Glad to hear that the meeting of the British Muslim Society
will be held on Sunday first, and regret that I cannot be with you
on the auspicious occasion. Islam has now gained a secure footing
in Britain, thanks principally to the energy and self-sacrifice
of our brother Kamal-ud-Din and a few pioneers, who laboured hard
for the same end some years previously. His generous action was
the deciding factor; it gave us a periodical to expound our views
in, and to draw the aims and ideals we held to the attention of
others; while his personal power acted as a cementing-link between
us and the brethren in the East. The tree of Islam is flourishing
in Britain; it has borne fruit, and the British Muslim Society is
the first offerings of its activity. May it flourish more abundantly
in the future. Such a society was badly wanted — urgently
needed to fulfil in reality the command of the Prophet on the hill
without Mecca after the fall of the city; the command that all Muslims
should be brothers. The Society will, I trust, keep us in touch
with each, though separated by miles of land; bind us together into
one great brotherhood; help us along the Islamic pathway; and strengthen
each and all of us to play our part in the battle of life and the
defence and exposition of those eternal principles of human conduct
and Islamic religion and doctrine for which we are fighting. It.
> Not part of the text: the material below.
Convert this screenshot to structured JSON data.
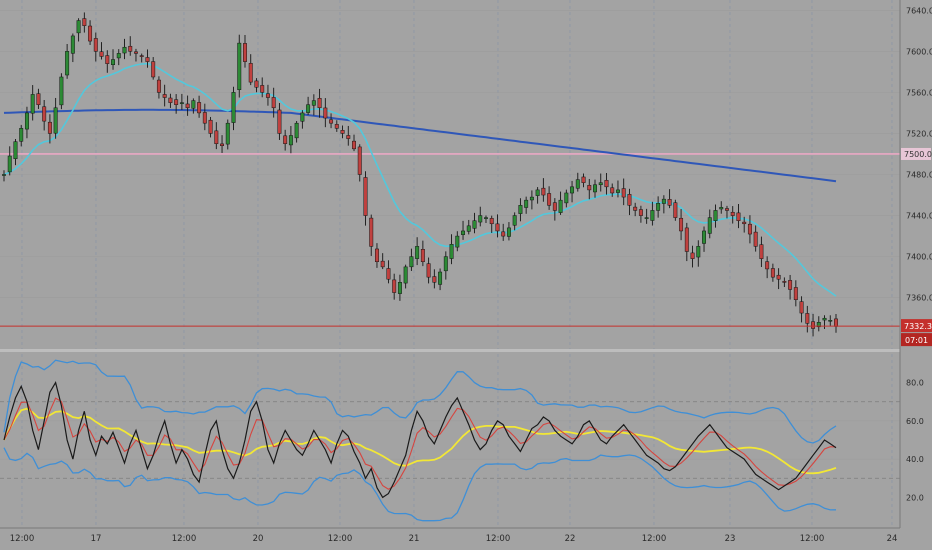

will, I hope, also serve to keep us in touch with the other parts
of our world-wide brotherhood. Union is strength. May it be a uniting
link not only between every British Muslim but between us and the
Muslims everywhere, consolidating and binding the whole into one
unbroken and unbreakable chain, stretching through the Orient and
Occident, Africa, and the South and North American States. We have
now planted the banner of Islam in the heart of the British Empire,
its silken folds are fluttering on the breeze, good and noble men
and true and gentle women are rallying beneath it. Let us keep it
flying on the winds unstained, untarnished, as spotless as when
it was first unfurled on Arabias burning sands over fourteen
hundreds years ago. We are all privileged to do so —
privileged to be among the first of our race to defend the principles
for which it stands, to fight for truth against calumny and misrepresentation,
and to declare undaunted the faith that is in us and of us. Our
heritage is a glorious one; be it ours to maintain it unsullied,
and to hand it on undimmed to those who may follow after us, leaving
to the generations yet to be an example of which they may be proud,
and which will enable them to tread more securely the paths of justice
and truth, and help them to climb to higher heights than we shall
ever climb and limn ideals we never saw or dreamt of. Fear
not, the future shall be better for thee than the past. Be
earnest, be honest in your endeavours in the cause you have pledged
yourselves thereto. Work, for by work only can the aim be realised
and the duty accomplished. Strong of heart and steady of hand, and
faithful in all your dealings, even as he was, whom the Arabs of
the desert called Al-Amin, and victory will crown your efforts.
On for Islam!—Yala-al-Islam! let that be your war cry, that
your watchword, and ye shall prevail. May Allah be with you all!